Qu’est-ce qui explique cette absence totale de surprise ou de malaise devant l’amour de leur mère pour une femme? Je crois que leur éducation a joué pour beaucoup dans l’équation.
1. Mes enfants sont en contact avec l’homosexualité
Mes enfants savent depuis toujours que les garçons peuvent s’aimer entre eux, et que les filles aussi. Je n’ai pas fait qu’éviter la question de l’homosexualité avec eux, je leur ai parlé des personnes LGBT+. Ils savent que nous constituons une minorité, et que la majorité est hétérosexuelle. Ils savent que les personnes LGBT+ sont parfois discriminées par les autres, et que ces comportements discriminatoires sont inacceptables.
Il en va de même pour les membres des minorités autres que sexuelles; mes enfants savent que c’est « méchant » de discriminer quelqu’un à cause de la couleur de sa peau, de ses croyances religieuses ou de son origine ethnique. Évidemment, ils savent qu’on peut tout à fait apprécier ou non certaines personnes, avoir le goût d’être ami avec telle personne, mais pas avec telle autre. En revanche, ils sont conscients qu’il est inadmissible d’intimider quelqu’un ou d’inférer quoi que ce soit sur le comportement d’une personne en s’appuyant sur des caractéristiques relevant de son identité ethnique, religieuse ou sexuelle.

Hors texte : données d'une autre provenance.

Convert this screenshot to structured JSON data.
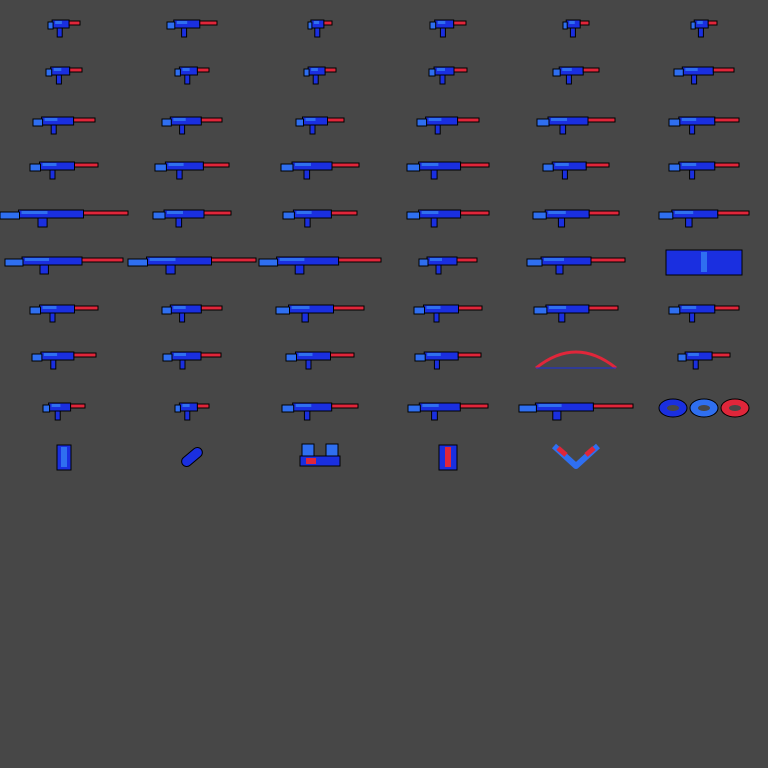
{
  "sheet": {
    "background": "#474747",
    "palette": {
      "body": "#1a2fe0",
      "light": "#2f6ff0",
      "accent": "#e0263a",
      "metal": "#8a8f9a",
      "outline": "#000000"
    },
    "rows": [
      [
        "pistol-icon",
        "long-pistol-icon",
        "compact-pistol-icon",
        "revolver-icon",
        "taser-icon",
        "mini-pistol-icon"
      ],
      [
        "machine-pistol-icon",
        "uzi-icon",
        "compact-smg-icon",
        "smg-icon",
        "smg-folding-icon",
        "p90-icon"
      ],
      [
        "mp5-icon",
        "vector-smg-icon",
        "sawed-off-shotgun-icon",
        "pump-shotgun-icon",
        "hunting-shotgun-icon",
        "combat-shotgun-icon"
      ],
      [
        "assault-rifle-icon",
        "bullpup-rifle-icon",
        "m16-rifle-icon",
        "heavy-rifle-icon",
        "medic-syringe-gun-icon",
        "ak-rifle-icon"
      ],
      [
        "long-rifle-icon",
        "ak47-icon",
        "famas-icon",
        "scoped-carbine-icon",
        "lever-rifle-icon",
        "battle-rifle-icon"
      ],
      [
        "sniper-rifle-icon",
        "heavy-sniper-icon",
        "bolt-sniper-icon",
        "rail-pistol-icon",
        "grenade-rifle-icon",
        "ammo-items-icon"
      ],
      [
        "rocket-tube-icon",
        "grenade-launcher-icon",
        "rpg-icon",
        "plasma-gun-icon",
        "bazooka-icon",
        "flamethrower-icon"
      ],
      [
        "water-cannon-icon",
        "minigun-icon",
        "laser-rifle-icon",
        "mortar-launcher-icon",
        "bow-icon",
        "ray-pistol-icon"
      ],
      [
        "dart-gun-icon",
        "syringe-icon",
        "knife-icon",
        "wrench-icon",
        "laser-sniper-icon",
        "spinner-blades-icon"
      ],
      [
        "armor-vest-icon",
        "skateboard-icon",
        "binoculars-icon",
        "twin-canisters-icon",
        "boomerang-icon"
      ]
    ]
  }
}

2. J’ai opté pour une éducation non genrée
Mes enfants ont été éduqués en dehors des stéréotypes de genre. Autant mon garçon que mes filles peuvent jouer au camion, à la poupée, au coiffeur, au superhéros, au scientifique, au salon de beauté, à la cuisine. Mes filles peuvent se déguiser en Capitaine America, mon garçon peut se déguiser en reine Elsa. Mon garçon peut porter du vernis à ongles, mes filles peuvent grimper aux arbres et jouer dans la terre. Le rose et le bleu n’ont pas de genre sous mon toit. En clair, je les laisse libres de choisir les jouets avec lesquels ils souhaitent jouer et les activités qu’ils souhaitent pratiquer, en évitant de passer des commentaires empreints de stéréotypes quant au genre auquel notre culture renvoie les jouets et activités en question.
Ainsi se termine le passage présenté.